An eccentric fun-loving judge presides over an urban night court and all the silliness going on there.

[repeated line]
Buddy Ryan: ...but I'm feeling MUCH better now!
[after an electrician uses ashes from an urn in a coffee maker to test the circuit]
Judge Harold 'Harry' T. Stone: That wasn't herb tea... that was Herb!
[Mac walks in on Bull who is leaning over the rear end of a horse]
Bull Shannon: Hi, Mac; it's not what you think!
Mac Robinson: God, I hope not!
Judge Harold 'Harry' T. Stone: If I had a dime for every woman...
Assistant District Attorney Daniel Reinhold Fielding: You could make a phone call.
Phil Sanders: That's the kind of failure I can only dream about.
Mac Robinson: Bull has got himself a girlfriend.
Dan Fielding: Really? Animal, mineral or vegetable?
Christine Sullivan: Oh I got married in an Italian restaurant! What could possibly be more idiotic?
Dan Fielding: A chicken and waffle joint comes to mind.
Dan Fielding: I have stood next to death, and people liked him better.
[on trial are a group of beauty contestants who attacked their sneaky pageant coordinator]
Dan Fielding: Your Honor, according to witnesses, Miss Congeniality led the attack with a kick to the groin.
Dan Fielding: You know, one of my college roommates actually contracted rabies.
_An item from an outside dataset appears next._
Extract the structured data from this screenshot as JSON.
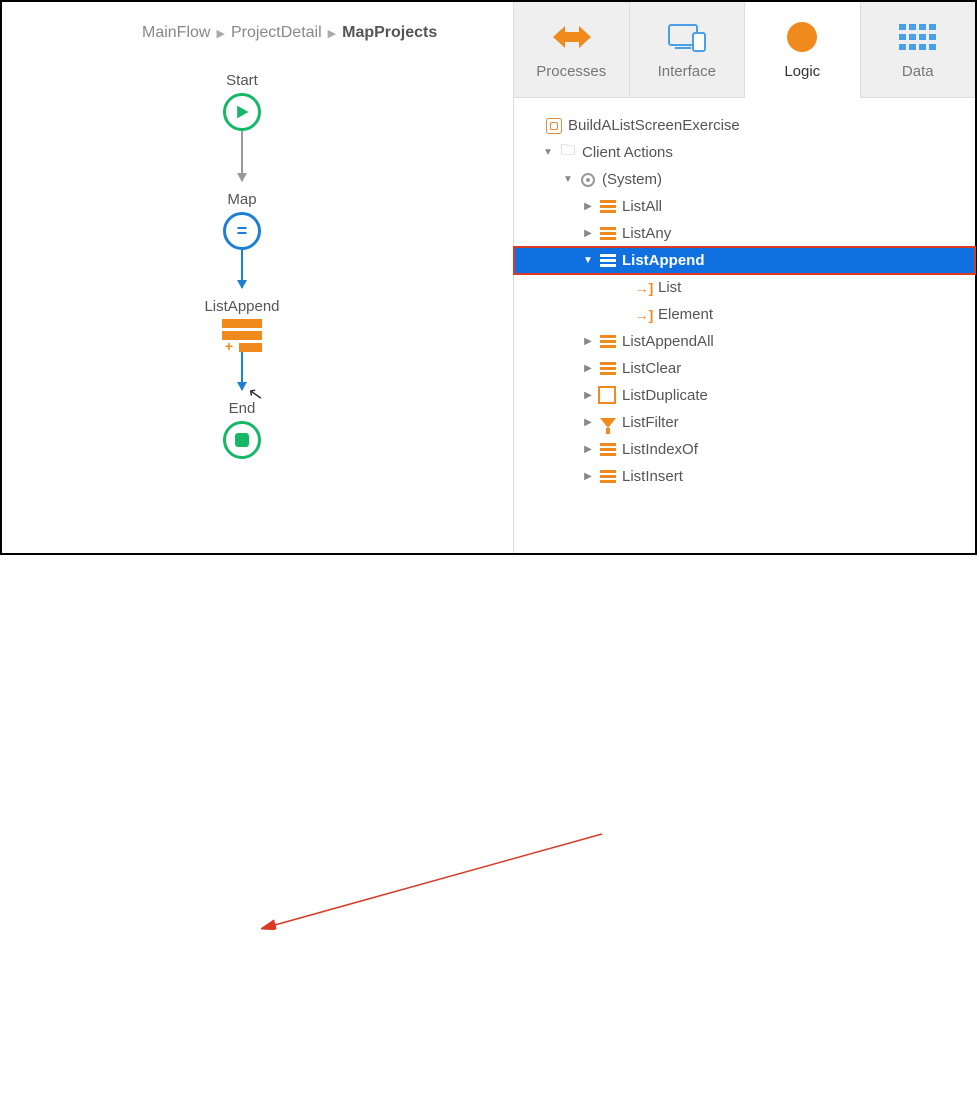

He died soon after. Got run over while chasing a car.
[chuckles]
Dan Fielding: Just kidding. He died of rabies.
Harry T. Stone: Fifty dollars plus time served.
Dan Fielding: [to Harry] If you weren't born, Walt Disney would have to draw you.
Public Defender Liz Williams: [watching a videotape of a couple having public sex in Central Park] They're breaking the law, alright.
Judge Harold 'Harry' T. Stone: Of gravity.
[after Christine makes a joke]
Harry Stone: She is to comedy what Roy Rogers is... to comedy.
Bull Shannon: [approaches the cafeteria table where everyone is sitting. He is wearing boxers and a t-shirt] Hi, guys.
Harry Stone: Bull?
Bull Shannon: Oh, don't worry, Your Honor. I'm just having one of those dreams where you show up to work in your underwear.
Harry Stone: Bull, this isn't a dream.
Bull Shannon: It's not?
[everyone shakes their heads]
Bull Shannon: Yikes!
[Bull runs out]
[during a Christmas episode, Harry happens to look outside of his chambers, and sees a reindeer in the hallway]
Harry Stone: [running back into chambers] Everyone, come quick, you have to see this!
[everyone runs out into the hallway. Selma is standing where the reindeer was]
Bull Shannon: It's Selma!
Harry Stone: Selma, did you see that?
Selma Hacker: I saw it, all right.
[she begins to walk away. Everyone runs to where she was standing]
Selma Hacker: If you think I'm cleaning that up, you're out of your mind.
Phil Sanders: [suggesting a slogan for Dan's mayoral campaign] The Big Apple needs a worm like Fielding!
Dan Fielding: I know every nook and cranny a body could fit into in this place.
Harry Stone: [to a defendant] Well, I'm gonna find the defendant guilty of assault and battery, and Mr. Gunther, I am gonna give you two days in the slammer. Because you've got to learn, that this is not funny, no matter what you think of the man's musical talent!
[we see the victim who has a harmonica stuffed in his mouth]
Dan Fielding: Be grateful it was your mouth.
Yakov Korolenko: Go, Yankees! Lou Piniella!